Nature Matters: MN moose numbers still down but hope remains

By KBJR News 1

March 24, 2014 Updated Mar 24, 2014 at 8:31 PM CST

Duluth, MN (NNCNOW.com)

Every year since 1960, the Minnesota DNR has been sending helicopters to count moose.
For the last few years, the count has been down.

"Population–wise, there's been a decline for the past five years or so. It's been a decline every year in the aerial survey that's done by the DNR." said Ron Moen, moose researcher with NRRI in Duluth.
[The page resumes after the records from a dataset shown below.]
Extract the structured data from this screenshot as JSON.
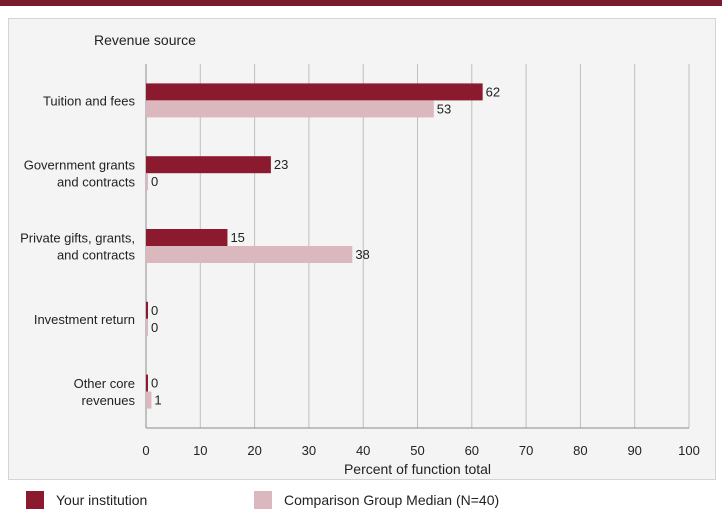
{
  "colors": {
    "accent": "#7b1c2c",
    "your_institution": "#8b1a2e",
    "comparison": "#dbb7be"
  },
  "legend": {
    "your_institution": "Your institution",
    "comparison": "Comparison Group Median (N=40)"
  },
  "chart_data": {
    "type": "bar",
    "orientation": "horizontal",
    "title": "",
    "category_axis_title": "Revenue source",
    "xlabel": "Percent of function total",
    "xlim": [
      0,
      100
    ],
    "xticks": [
      0,
      10,
      20,
      30,
      40,
      50,
      60,
      70,
      80,
      90,
      100
    ],
    "grid": true,
    "legend_placement": "bottom",
    "categories": [
      [
        "Tuition and fees"
      ],
      [
        "Government grants",
        "and contracts"
      ],
      [
        "Private gifts, grants,",
        "and contracts"
      ],
      [
        "Investment return"
      ],
      [
        "Other core",
        "revenues"
      ]
    ],
    "series": [
      {
        "name": "Your institution",
        "values": [
          62,
          23,
          15,
          0,
          0
        ]
      },
      {
        "name": "Comparison Group Median (N=40)",
        "values": [
          53,
          0,
          38,
          0,
          1
        ]
      }
    ]
  }
}
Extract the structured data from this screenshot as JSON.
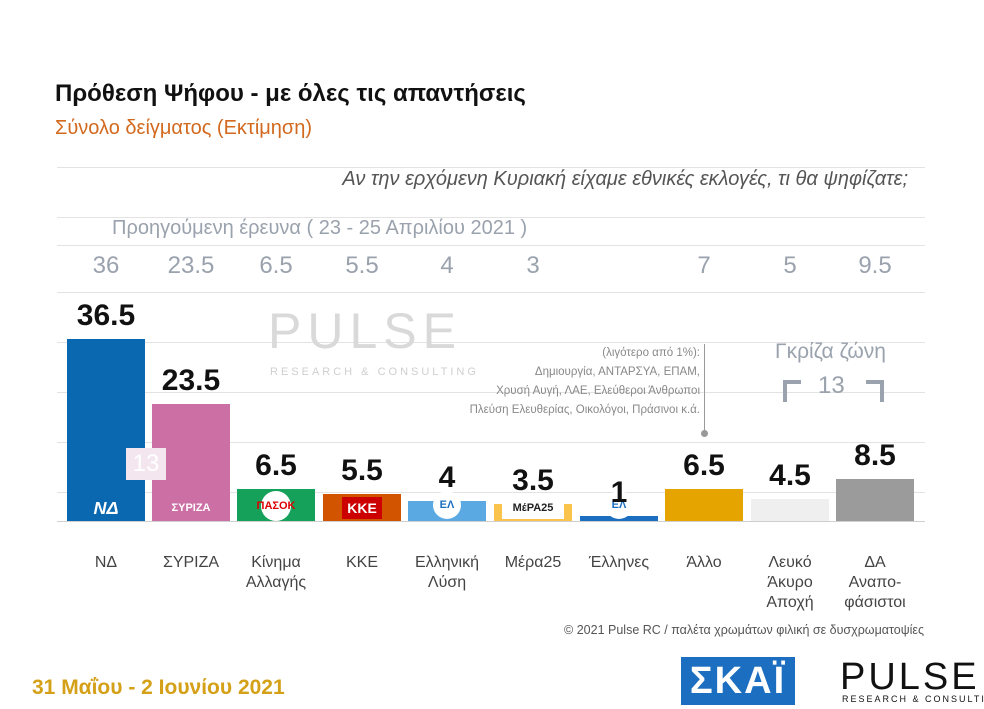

The numbers from this year's survey are deceiving on the surface.
The 2014 survey counted about 4,300 moose; up from 2013's 2700.
But, statisticians say that number is statistically insignificant for a few thousand animals scattered over several thousand square miles.
Izaak Walton League national director Dave Zentner feels several factors are keeping moose numbers low.
One is competition with deer.
Moose and deer both love freshly logged forest.
Zentner says those areas should be replanted with moose friendly trees.

"If you use the right mix of regeneration trees for example balsam, you're going to favor moose versus deer."

Zentner states moose also get parasites from close proximity to deer.
This long cold winter may help minimize that risk.

"In terms of the tick infestation and other problems they have, colder is better than warmer so this might be a winter with some relief and that would be an encouraging thing."

Also encouraging to the Izaak Walton League is the Bois Forte Band of Chippewa's decision to cancel their 2014 moose hunt.
The League is not an anti–hunting organization but feels Minnesota's moose herd could use the break to increase their numbers.

"The Izaak Walton League and many others are heavily involved in trying to do whatever we can to give this animal a break so this iconic animal is with us permanently whether we hunt them or not." said Zentner.

In Duluth for Nature Matters, Dave Anderson, KBJR 6 and Range 11.
KDLH 3.

Minnesota's aerial moose survey indicated around 8,800 of the animals in 2006.
That means the population has declined nearly 50 percent is the last eight years.